Le billet de Phénix

18 juillet 2017

En toute illégalité ?

Chamboulement au château : la zone d’accueil est fermée au public ainsi que l’accès principal par l’escalier de  la cour d’honneur. La mort du CIAV et le redéploiement du personnel municipal affecté au 3 avenue des pages impose de gros travaux. On évoque un budget de 300 000€, et une réouverture des locaux au public au plus tôt début septembre, si feu vert est donné par les autorités contrôlant les ERP.

Alors pourquoi en parler ici sauf à rappeler qu’en 2015 des travaux d’aménagement de l'espace d'accueil avaient déjà englouti 50.000€ ! Autant d’argent gaspillé ...

Le hic c’est que réaménager les 150 m2 du rez-de-chaussée du Château impose le respect d’une réglementation d’urbanisme rigoureuse dont l’objectif est d’informer le public et de garantir la conformité du projet avec les règles en vigueur. Accessoirement le maire n’ayant pas reçu cette délégation en début de mandat doit être autorisé par une délibération spécifique du conseil municipal pour engager ces travaux.

Aucun administré de M. Grouchko n’ignore les démarches auxquelles la moindre modification apportée à sa propre maison le condamne. Aucun sauf le donneur d’ordre des travaux du château. Nul panneau d’information n’est visible sur le chantier, nul avis au tableau d'affichage. (dont extrait à droite, l'ensemble des permis accordés à ce jour a été sauvegardé par le blog et transmis à qui de droit!).

Aucun administré concerné n’ignore, qu’en l’absence de publicité des autorisations de travaux sur le lieu même, il est tenu d’informer de cette violation monsieur le procureur de la République. S’agissant d’une mairie n’importe quel citoyen domicilié dans la ville est en droit d’exiger le respect de la loi.
  
Exécuter des travaux sans autorisation préalable est constitutif d’un délit sanctionné par le tribunal correctionnel. Tribunal d’autant moins enclin à l’indulgence si le fautif était un officier de police judiciaire. Jusqu'à 6 mois d’emprisonnement peuvent être requis et une amende de 300.000€ ! Une broutille pour les éminences !

La régularisation après le début des travaux n’efface en rien la faute, d’autant que l’interruption du chantier est la première sanction dont est frappé le délinquant .

L'élu qui aime à fanfaronner : "la loi c’est moi", pourrait – si ces faits lui étaient imputables - trouver une issue de secours auprès de madame la présidente de la commission des lois.

Nul doute que la député du Vésinet obtiendrait de nouveau les honneurs de son Canard favori si elle épargnait à son protégé la honte des rigueurs de la loi et des quelques mois de villégiature aux frais de la Princesse.

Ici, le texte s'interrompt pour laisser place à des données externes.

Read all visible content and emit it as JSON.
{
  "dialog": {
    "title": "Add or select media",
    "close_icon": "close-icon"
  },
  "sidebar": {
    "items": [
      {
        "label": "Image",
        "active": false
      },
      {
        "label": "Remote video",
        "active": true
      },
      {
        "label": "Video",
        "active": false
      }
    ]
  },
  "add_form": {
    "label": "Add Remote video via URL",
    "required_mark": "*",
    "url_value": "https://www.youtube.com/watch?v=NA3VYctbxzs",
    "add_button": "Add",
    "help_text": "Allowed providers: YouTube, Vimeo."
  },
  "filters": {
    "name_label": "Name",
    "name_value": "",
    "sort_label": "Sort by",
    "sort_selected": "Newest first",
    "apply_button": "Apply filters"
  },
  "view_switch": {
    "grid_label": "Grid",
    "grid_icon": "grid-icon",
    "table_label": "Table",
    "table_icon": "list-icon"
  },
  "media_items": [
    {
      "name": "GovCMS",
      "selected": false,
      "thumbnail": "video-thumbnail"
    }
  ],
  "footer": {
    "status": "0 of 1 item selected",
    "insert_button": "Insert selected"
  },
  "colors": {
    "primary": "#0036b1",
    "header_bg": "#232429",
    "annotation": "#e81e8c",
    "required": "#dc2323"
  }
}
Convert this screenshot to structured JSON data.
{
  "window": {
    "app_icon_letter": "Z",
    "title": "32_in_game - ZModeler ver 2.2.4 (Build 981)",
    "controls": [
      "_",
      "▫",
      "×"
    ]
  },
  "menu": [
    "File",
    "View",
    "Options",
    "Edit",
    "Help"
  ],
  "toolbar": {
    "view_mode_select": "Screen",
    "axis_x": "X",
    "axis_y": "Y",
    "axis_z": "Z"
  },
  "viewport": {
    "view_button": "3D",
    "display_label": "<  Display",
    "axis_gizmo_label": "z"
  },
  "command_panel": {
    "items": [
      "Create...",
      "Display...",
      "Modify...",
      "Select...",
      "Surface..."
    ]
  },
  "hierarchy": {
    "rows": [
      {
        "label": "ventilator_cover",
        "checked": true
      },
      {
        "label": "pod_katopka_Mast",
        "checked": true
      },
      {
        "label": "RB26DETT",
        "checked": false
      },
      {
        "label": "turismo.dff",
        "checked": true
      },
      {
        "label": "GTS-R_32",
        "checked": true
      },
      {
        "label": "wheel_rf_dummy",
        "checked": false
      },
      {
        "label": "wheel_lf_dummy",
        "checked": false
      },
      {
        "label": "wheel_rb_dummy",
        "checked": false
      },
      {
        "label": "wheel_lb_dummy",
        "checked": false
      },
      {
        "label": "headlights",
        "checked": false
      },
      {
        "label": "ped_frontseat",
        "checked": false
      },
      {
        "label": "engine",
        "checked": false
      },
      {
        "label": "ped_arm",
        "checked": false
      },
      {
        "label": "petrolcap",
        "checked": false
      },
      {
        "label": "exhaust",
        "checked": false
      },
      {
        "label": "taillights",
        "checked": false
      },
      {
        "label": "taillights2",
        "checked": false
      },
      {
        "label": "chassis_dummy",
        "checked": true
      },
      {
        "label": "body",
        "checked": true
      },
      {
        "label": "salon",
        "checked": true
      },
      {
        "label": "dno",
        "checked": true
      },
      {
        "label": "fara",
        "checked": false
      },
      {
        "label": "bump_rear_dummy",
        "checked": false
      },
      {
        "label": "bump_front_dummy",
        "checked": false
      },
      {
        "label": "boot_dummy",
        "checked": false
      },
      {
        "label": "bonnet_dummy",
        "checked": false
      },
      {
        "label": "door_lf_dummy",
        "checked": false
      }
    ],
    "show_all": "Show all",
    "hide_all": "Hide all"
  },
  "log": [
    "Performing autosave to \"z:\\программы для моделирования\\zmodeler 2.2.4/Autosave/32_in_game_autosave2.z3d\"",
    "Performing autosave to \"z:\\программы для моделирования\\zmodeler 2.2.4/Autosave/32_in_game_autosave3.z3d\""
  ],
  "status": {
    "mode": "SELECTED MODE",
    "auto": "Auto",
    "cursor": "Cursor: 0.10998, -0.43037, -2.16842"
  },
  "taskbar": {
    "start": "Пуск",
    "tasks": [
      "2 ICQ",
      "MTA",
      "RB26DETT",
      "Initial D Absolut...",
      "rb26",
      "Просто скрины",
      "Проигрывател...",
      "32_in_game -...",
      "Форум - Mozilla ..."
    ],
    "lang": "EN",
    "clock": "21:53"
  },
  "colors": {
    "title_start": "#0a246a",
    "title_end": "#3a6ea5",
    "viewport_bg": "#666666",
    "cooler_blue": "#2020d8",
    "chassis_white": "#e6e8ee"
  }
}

Sur Internet on trouve sans difficulté une foultitude d'informations :   
https://www.companeo.com/travaux-et-amenagement/guide/amenagement-de-locaux-:-les-demarches-legales-a-effectuer#0

http://www.village-justice.com/articles/MAIRE-LES-INFRACTIONS-AUX-REGLES,17679.html

Le blog interrompt momentanément ses publications, le temps pour monsieur le maire de profiter de ses vacances ... 

17 juillet 2017

Le singe, by Victor Hugo

Un jour, maigre et sentant un royal appétit,

Un singe d'une peau de tigre se vêtit.

Le tigre avait été méchant, lui, fut atroce.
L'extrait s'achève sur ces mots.